Date

Presenter

Topic

Presenter Bio

April 10

Alex Depoutovich (Friday, 12:30pm, BA5205)

A Practical Implementation of Clustered Fault Tolerant Write Acceleration in a Virtualized Environment
Host-side flash storage opens up an exciting avenue for accelerating Virtual Machine (VM) writes in virtualized datacenters. The key challenge with implementing such an acceleration layer is to do so without breaking live VM migration which is essential for providing distributed resource management and high availability. High availability also powers-on VMs on new host when the previous host crashes. We introduce FVP, a fault tolerant host-side flash write acceleration layer that seamlessly integrates with the virtualized environment while preserving dynamic resource management and high availability, the holy tenets of a virtualized environment. FVP integrates with the VMware ESX hypervisor kernel to intercept VM I/O and redirects the I/O to host-side flash devices. VMs experience flash latencies instead of SAN latencies and write intensive applications such as databases and email servers benefit from predictable write throughput. No changes are required to the VM guest operating systems so VM applications can continue to function seamlessly without any modifications. FVP pools together all the host-side flash devices in the cluster so every host can access another host’s flash device preserving VM mobility. By replicating VM writes onto peer host-side flash devices, FVP is able to tolerate multiple cascading host and flash failures. Failure recovery is distributed, requiring no central co-ordination. We describe the workings of the FVP key components and demonstrate how FVP reduces VM latencies to accelerate VM writes, improves performance predictability, and increases virtualized datacenter efficiency.

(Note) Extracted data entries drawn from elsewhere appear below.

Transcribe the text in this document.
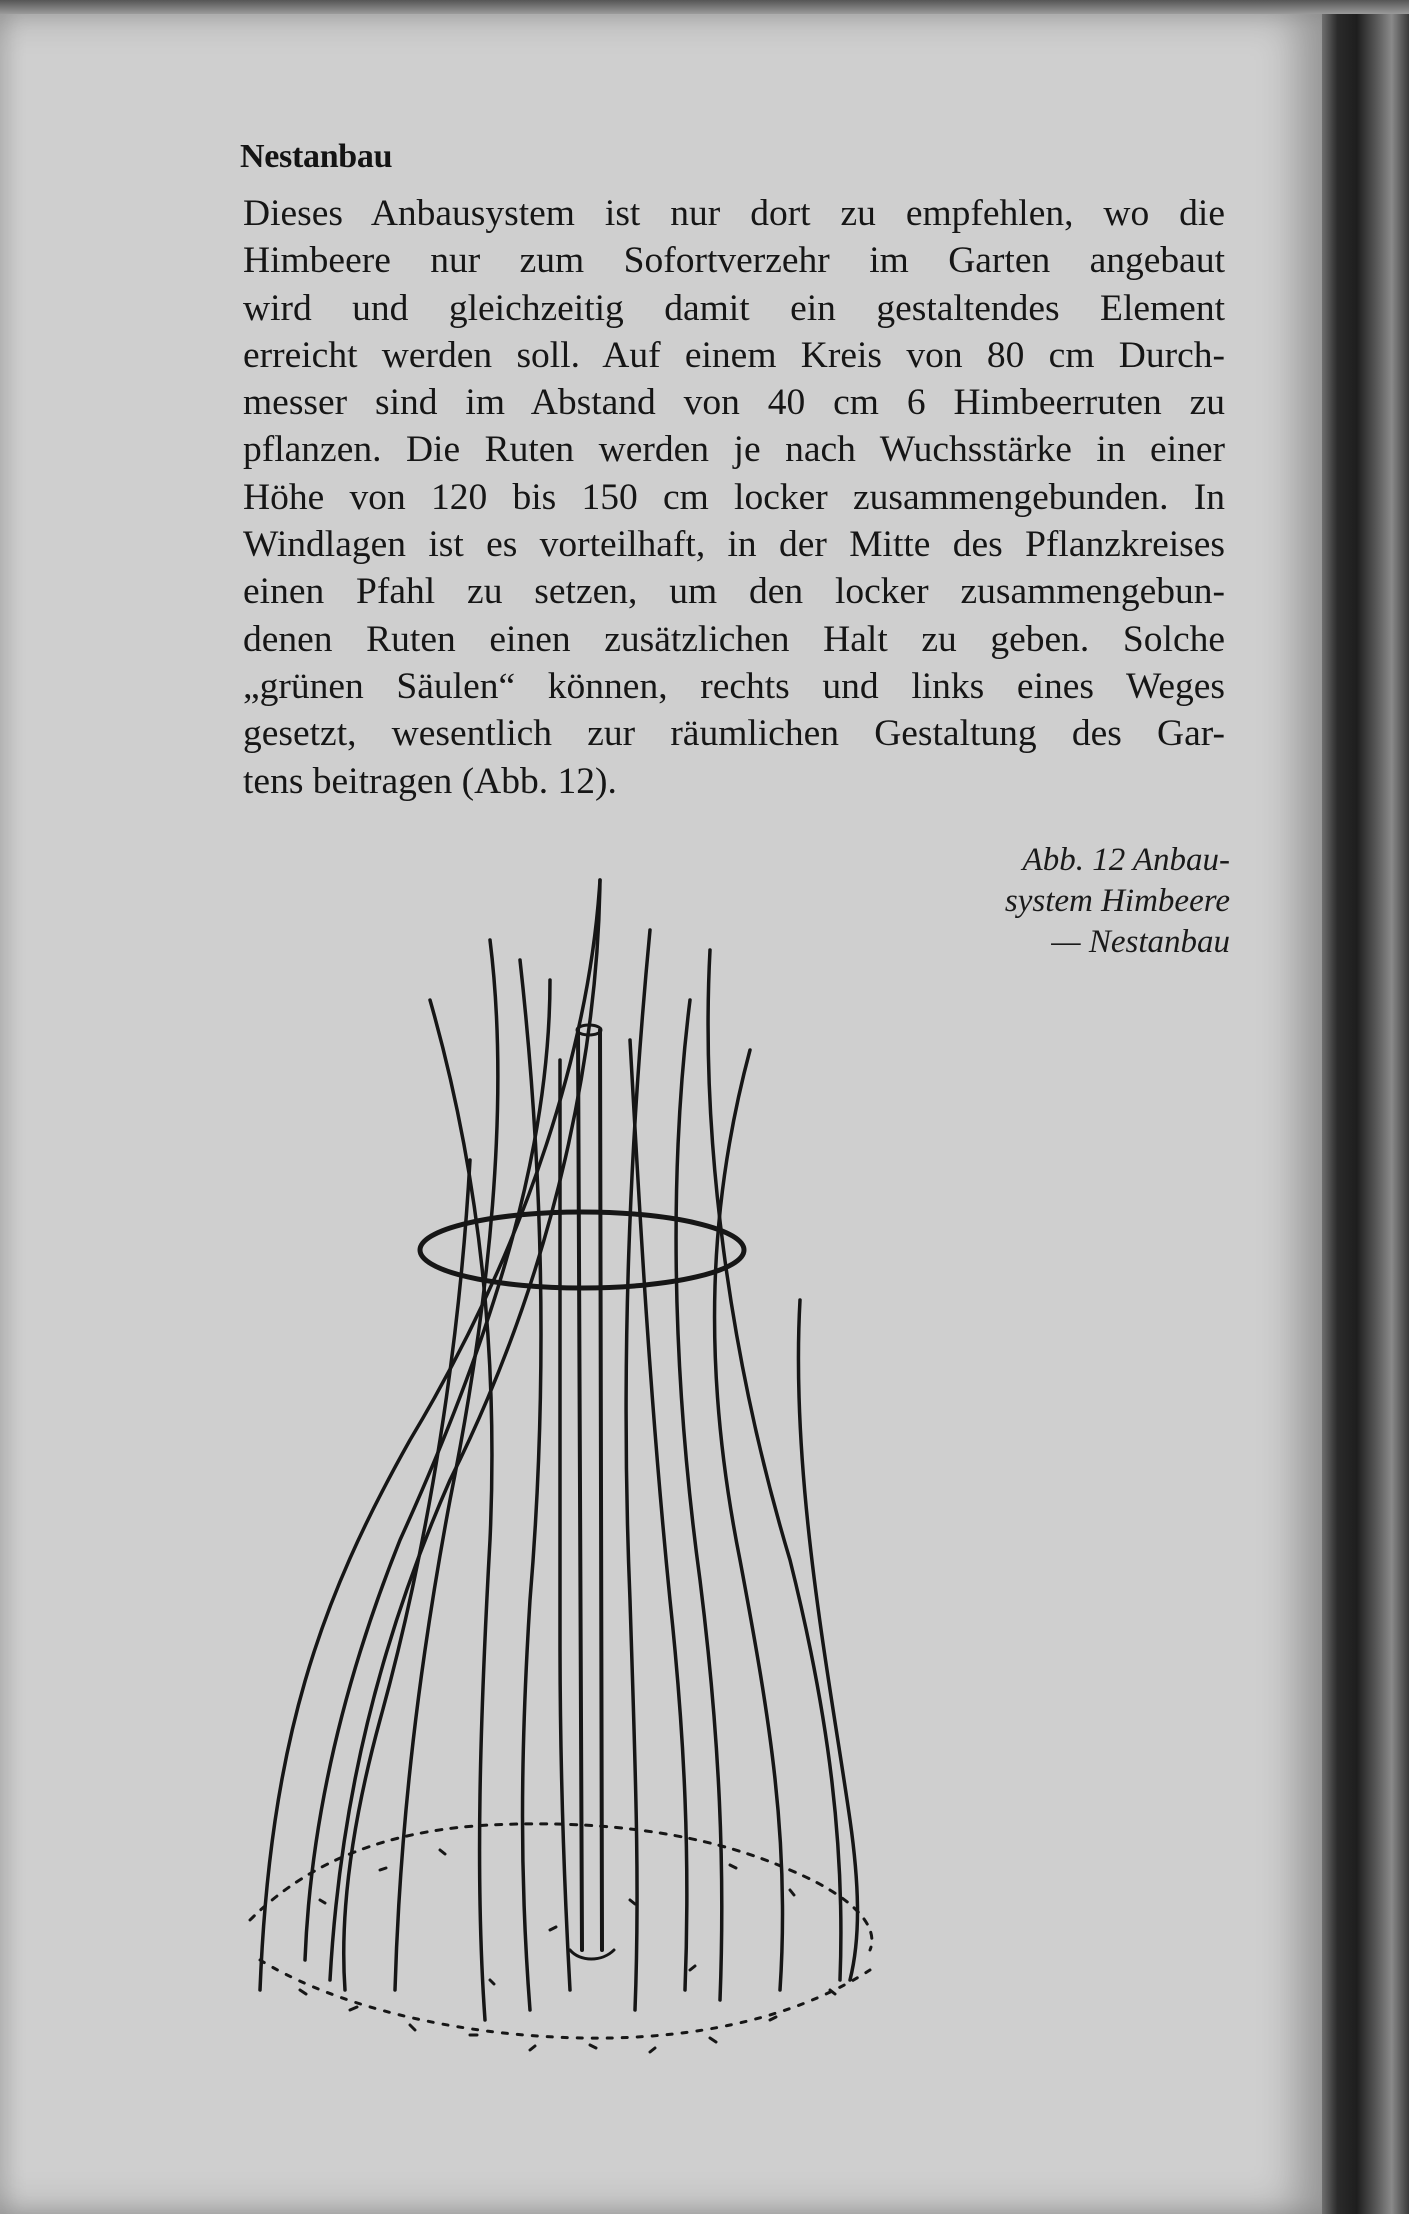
Nestanbau
Dieses Anbausystem ist nur dort zu empfehlen, wo die
Himbeere nur zum Sofortverzehr im Garten angebaut
wird und gleichzeitig damit ein gestaltendes Element
erreicht werden soll. Auf einem Kreis von 80 cm Durch-
messer sind im Abstand von 40 cm 6 Himbeerruten zu
pflanzen. Die Ruten werden je nach Wuchsstärke in einer
Höhe von 120 bis 150 cm locker zusammengebunden. In
Windlagen ist es vorteilhaft, in der Mitte des Pflanzkreises
einen Pfahl zu setzen, um den locker zusammengebun-
denen Ruten einen zusätzlichen Halt zu geben. Solche
„grünen Säulen“ können, rechts und links eines Weges
gesetzt, wesentlich zur räumlichen Gestaltung des Gar-
tens beitragen (Abb. 12).
Abb. 12 Anbau-
system Himbeere
— Nestanbau
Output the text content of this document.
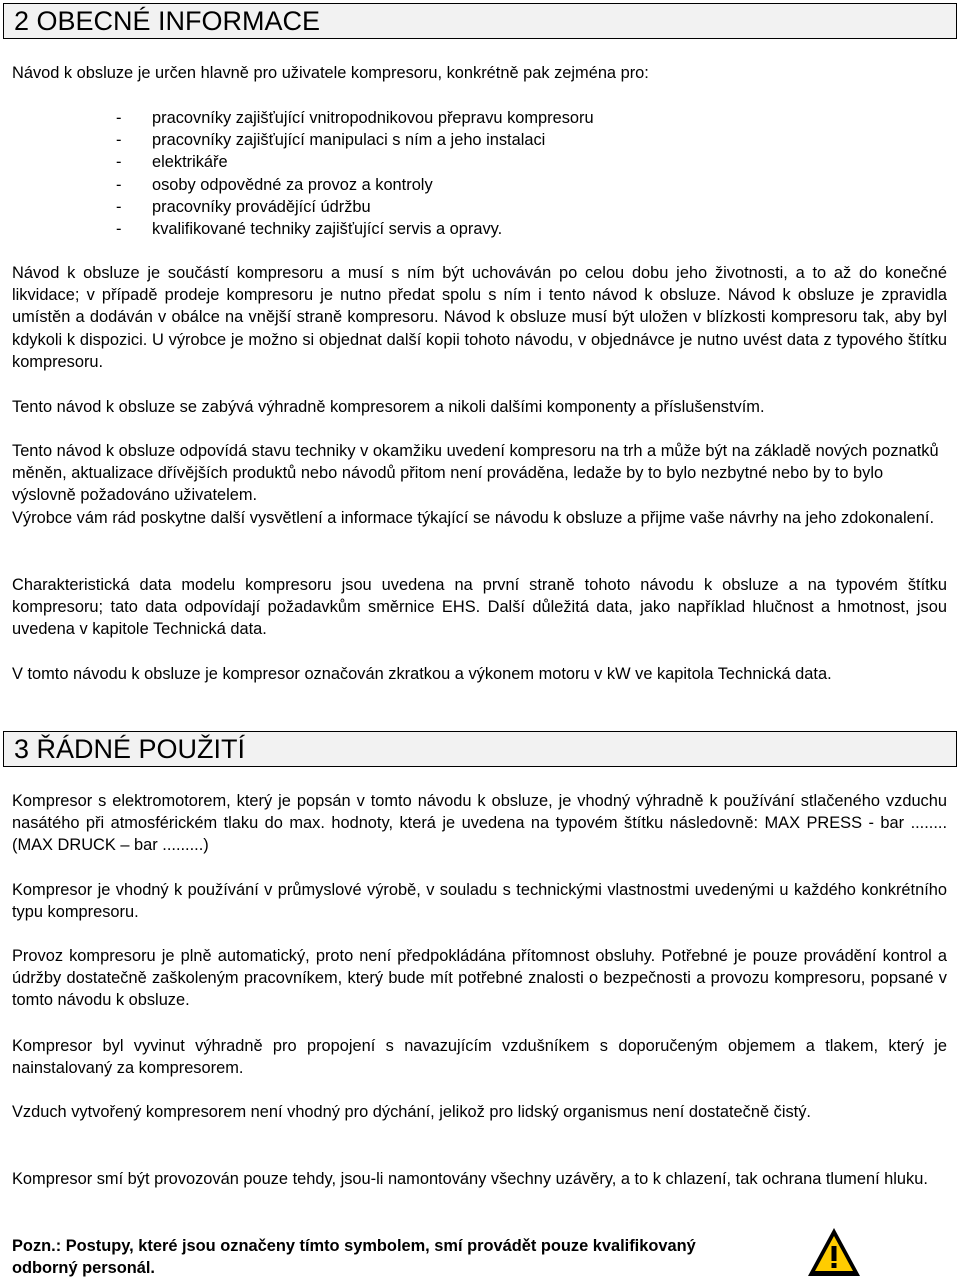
2 OBECNÉ INFORMACE

Návod k obsluze je určen hlavně pro uživatele kompresoru, konkrétně pak zejména pro:

- pracovníky zajišťující vnitropodnikovou přepravu kompresoru
- pracovníky zajišťující manipulaci s ním a jeho instalaci
- elektrikáře
- osoby odpovědné za provoz a kontroly
- pracovníky provádějící údržbu
- kvalifikované techniky zajišťující servis a opravy.

Návod k obsluze je součástí kompresoru a musí s ním být uchováván po celou dobu jeho životnosti, a to až do konečné likvidace; v případě prodeje kompresoru je nutno předat spolu s ním i tento návod k obsluze. Návod k obsluze je zpravidla umístěn a dodáván v obálce na vnější straně kompresoru. Návod k obsluze musí být uložen v blízkosti kompresoru tak, aby byl kdykoli k dispozici. U výrobce je možno si objednat další kopii tohoto návodu, v objednávce je nutno uvést data z typového štítku kompresoru.

Tento návod k obsluze se zabývá výhradně kompresorem a nikoli dalšími komponenty a příslušenstvím.

Tento návod k obsluze odpovídá stavu techniky v okamžiku uvedení kompresoru na trh a může být na základě nových poznatků měněn, aktualizace dřívějších produktů nebo návodů přitom není prováděna, ledaže by to bylo nezbytné nebo by to bylo výslovně požadováno uživatelem.

Výrobce vám rád poskytne další vysvětlení a informace týkající se návodu k obsluze a přijme vaše návrhy na jeho zdokonalení.

Charakteristická data modelu kompresoru jsou uvedena na první straně tohoto návodu k obsluze a na typovém štítku kompresoru; tato data odpovídají požadavkům směrnice EHS. Další důležitá data, jako například hlučnost a hmotnost, jsou uvedena v kapitole Technická data.

V tomto návodu k obsluze je kompresor označován zkratkou a výkonem motoru v kW ve kapitola Technická data.

3 ŘÁDNÉ POUŽITÍ

Kompresor s elektromotorem, který je popsán v tomto návodu k obsluze, je vhodný výhradně k používání stlačeného vzduchu nasátého při atmosférickém tlaku do max. hodnoty, která je uvedena na typovém štítku následovně: MAX PRESS - bar ........ (MAX DRUCK – bar .........)

Kompresor je vhodný k používání v průmyslové výrobě, v souladu s technickými vlastnostmi uvedenými u každého konkrétního typu kompresoru.

Provoz kompresoru je plně automatický, proto není předpokládána přítomnost obsluhy. Potřebné je pouze provádění kontrol a údržby dostatečně zaškoleným pracovníkem, který bude mít potřebné znalosti o bezpečnosti a provozu kompresoru, popsané v tomto návodu k obsluze.

Kompresor byl vyvinut výhradně pro propojení s navazujícím vzdušníkem s doporučeným objemem a tlakem, který je nainstalovaný za kompresorem.

Vzduch vytvořený kompresorem není vhodný pro dýchání, jelikož pro lidský organismus není dostatečně čistý.

Kompresor smí být provozován pouze tehdy, jsou-li namontovány všechny uzávěry, a to k chlazení, tak ochrana tlumení hluku.

Pozn.: Postupy, které jsou označeny tímto symbolem, smí provádět pouze kvalifikovaný odborný personál.
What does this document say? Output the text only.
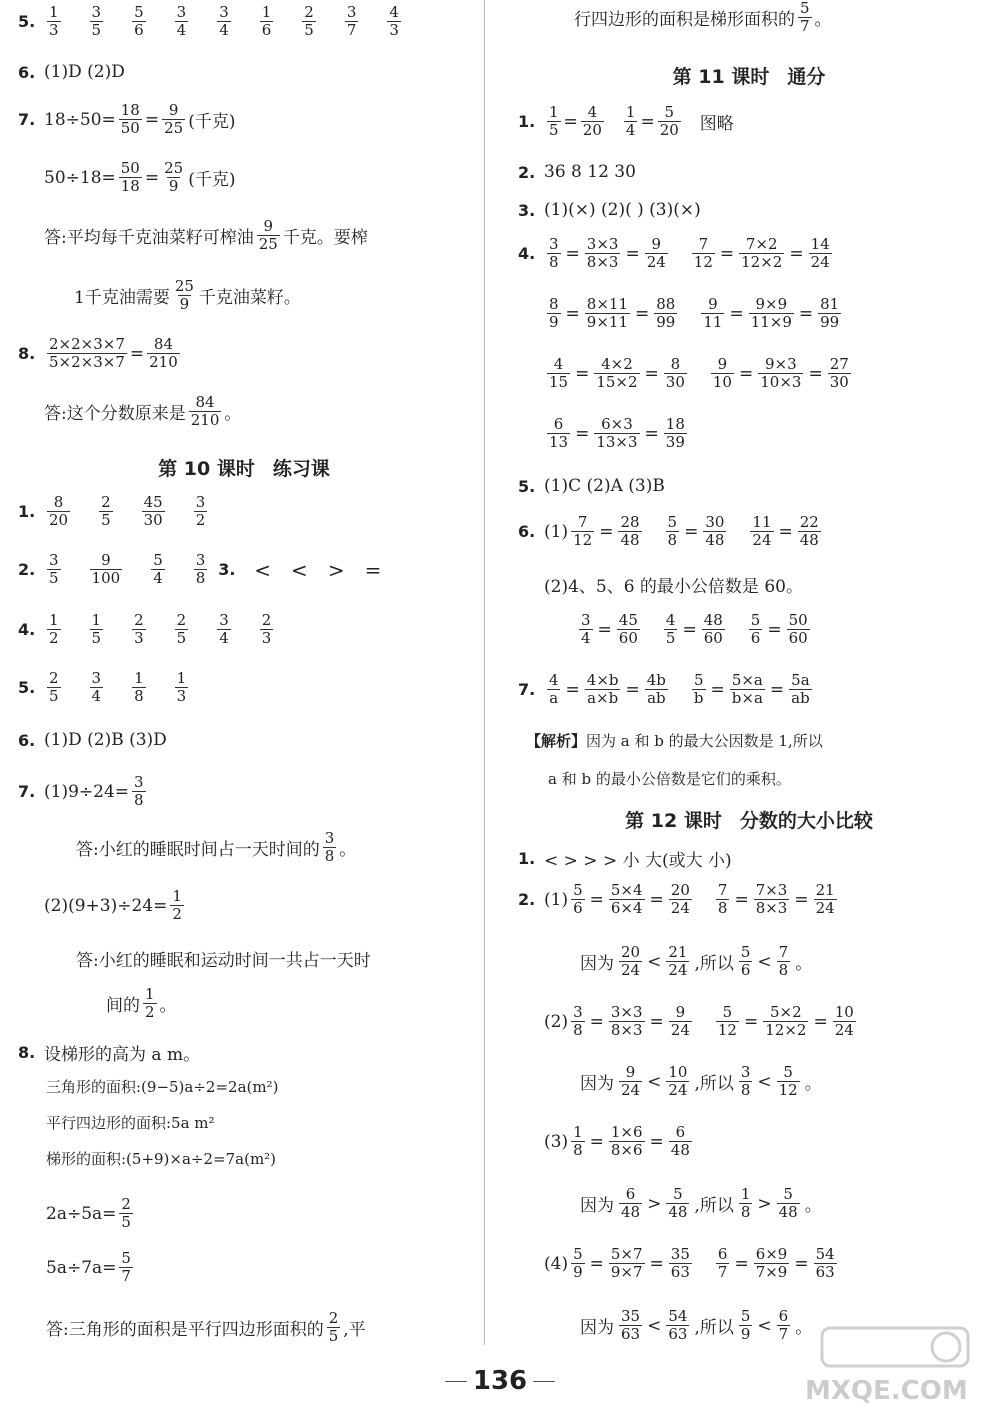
5. 1
3
3
5
5
6
3
4
3
4
1
6
2
5
3
7
4
3
6. (1)D (2)D
7. $18\div 50= \frac{18}{50} = \frac{9}{25}$ (千克)
$50\div 18= \frac{50}{18} = \frac{25}{9}$ (千克)
答:平均每千克油菜籽可榨油
9
25 千克。要榨
1千克油需要
25
9 千克油菜籽。
8. $\frac{2\times 2\times 3\times 7}{5\times 2\times 3\times 7} = \frac{84}{210}$
答:这个分数原来是
84
210 。
第 10 课时 练习课
1.	8
20
2
5
45
30
3
2
2. 3
5
9
100
5
4
3
8 3. < < > =
4. 1
2
1
5
2
3
2
5
3
4
2
3
5. 2
5
3
4
1
8
1
3
6. (1)D (2)B (3)D
7. $(1)9\div 24= \frac{3}{8}$
答:小红的睡眠时间占一天时间的
3
8 。
$(2)(9+3)\div 24= \frac{1}{2}$
答:小红的睡眠和运动时间一共占一天时
间的
1
2 。
8. 设梯形的高为 a m。
三角形的面积:(9−5)a÷2=2a(m²)
平行四边形的面积:5a m²
梯形的面积:(5+9)×a÷2=7a(m²)
$2a\div 5a= \frac{2}{5}$
$5a\div 7a= \frac{5}{7}$
答:三角形的面积是平行四边形面积的
2
5 ,平
行四边形的面积是梯形面积的
5
7 。
第 11 课时 通分
1. $\frac{1}{5} = \frac{4}{20} \frac{1}{4} = \frac{5}{20}$ 图略
2. 36 8 12 30
3. (1)(×) (2)( ) (3)(×)
4. $\frac{3}{8} = \frac{3\times 3}{8\times 3} = \frac{9}{24} \frac{7}{12} = \frac{7\times 2}{12\times 2} = \frac{14}{24}$
$\frac{8}{9} = \frac{8\times 11}{9\times 11} = \frac{88}{99} \frac{9}{11} = \frac{9\times 9}{11\times 9} = \frac{81}{99}$
$\frac{4}{15} = \frac{4\times 2}{15\times 2} = \frac{8}{30} \frac{9}{10} = \frac{9\times 3}{10\times 3} = \frac{27}{30}$
$\frac{6}{13} = \frac{6\times 3}{13\times 3} = \frac{18}{39}$
5. (1)C (2)A (3)B
6. $(1) \frac{7}{12} = \frac{28}{48} \frac{5}{8} = \frac{30}{48} \frac{11}{24} = \frac{22}{48}$
(2)4、5、6 的最小公倍数是 60。
$\frac{3}{4} = \frac{45}{60} \frac{4}{5} = \frac{48}{60} \frac{5}{6} = \frac{50}{60}$
7. $\frac{4}{a} = \frac{4\times b}{a\times b} = \frac{4b}{ab} \frac{5}{b} = \frac{5\times a}{b\times a} = \frac{5a}{ab}$
【解析】 因为 a 和 b 的最大公因数是 1,所以
a 和 b 的最小公倍数是它们的乘积。
第 12 课时 分数的大小比较
1. < > > > 小 大(或大 小)
2. $(1) \frac{5}{6} = \frac{5\times 4}{6\times 4} = \frac{20}{24} \frac{7}{8} = \frac{7\times 3}{8\times 3} = \frac{21}{24}$
因为
20
24 < 21
24 ,所以
5
6 < 7
8 。
$(2) \frac{3}{8} = \frac{3\times 3}{8\times 3} = \frac{9}{24} \frac{5}{12} = \frac{5\times 2}{12\times 2} = \frac{10}{24}$
因为
9
24 < 10
24 ,所以
3
8 < 5
12 。
$(3) \frac{1}{8} = \frac{1\times 6}{8\times 6} = \frac{6}{48}$
因为
6
48 > 5
48 ,所以
1
8 > 5
48 。
$(4) \frac{5}{9} = \frac{5\times 7}{9\times 7} = \frac{35}{63} \frac{6}{7} = \frac{6\times 9}{7\times 9} = \frac{54}{63}$
因为
35
63 < 54
63 ,所以
5
9 < 6
7 。
136	MXQE.COM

Alex Depoutovitch works at PernixData as a Senior Member of Technical Staff since 2014. Previously, he worked for VMware and Novel doing operating system-level development and research. He got his Ph.D. degree in Computer Science at the University of Toronto in 2011 under the supervision of Michael Stumm.

April 29

Don Porter (Wednesday, 12:00pm, BA5205)

Towards Ultra-Lightweight, Secure Application Packages
Packaging an application with all of its software dependencies, including libraries and an OS API, is essential to deploying applications across a range of cloud and local systems. This talk first presents trade-offs in density and security of current packaging options, including virtual machines and containers. The talk then describes the Graphene library OS, which strikes a better balance of density and security. Graphene can package unmodified Linux applications. The talk concludes by describing ongoing work to leverage the library OS architecture to improve application security.

Don Porter is an Assistant Professor and Kieburtz Young Scholar of Computer Science at Stony Brook University. Porter's research interests broadly involve developing more efficient and secure computer systems. Porter earned a Ph.D. and M.S. from The University of Texas at Austin, and a B.A. from Hendrix College. He has received awards including the NSF CAREER Award and the Bert Kay Outstanding Dissertation Award from UT Austin.

May 12

Ben Kim (Tuesday, 12:00pm, BA5205)

Caelus: Verifying the Consistency of Cloud Services with Battery-Powered Devices
Cloud storage services such as Amazon S3, DropBox, Google Drive and Microsoft OneDrive have become increasingly popular. However, users may be reluctant to completely trust a cloud service. Current proposals in the literature to protect the confidentiality, integrity and consistency of data stored in the cloud all have shortcomings when used on battery-powered devices – they either require devices to be on longer so they can communicate directly with each other, rely on a trusted service to relay messages, or cannot provide timely detection of attacks. We propose Caelus, which addresses these shortcoming. The key insight that enables Caelus to do this is having the cloud service declare the timing and order of operations on the cloud service. This relieves Caelus devices from having to record and send the timing and order of operations to each other – instead, they need to only ensure that the timing and order of operations both conforms to the cloud’s promised consistency model and that it is perceived identically on all devices. In addition, we show that Caelus is general enough to support popular consistency models such as strong, eventual and causal consistency. Our experiments show that Caelus can detect consistency violations on Amazon’s S3 service when the desired consistency requirements set by the user are stricter than what S3 provides. Caelus achieves this with a roughly 12.6% increase in CPU utilization on clients, 1.3% of network bandwidth overhead and negligible impact on the battery life of devices.

Ben is a PhD student working with Prof. David Lie. His research interest is building secure and reliable computer systems. Ben earned a M.S. and B.Sc. from University of Toronto.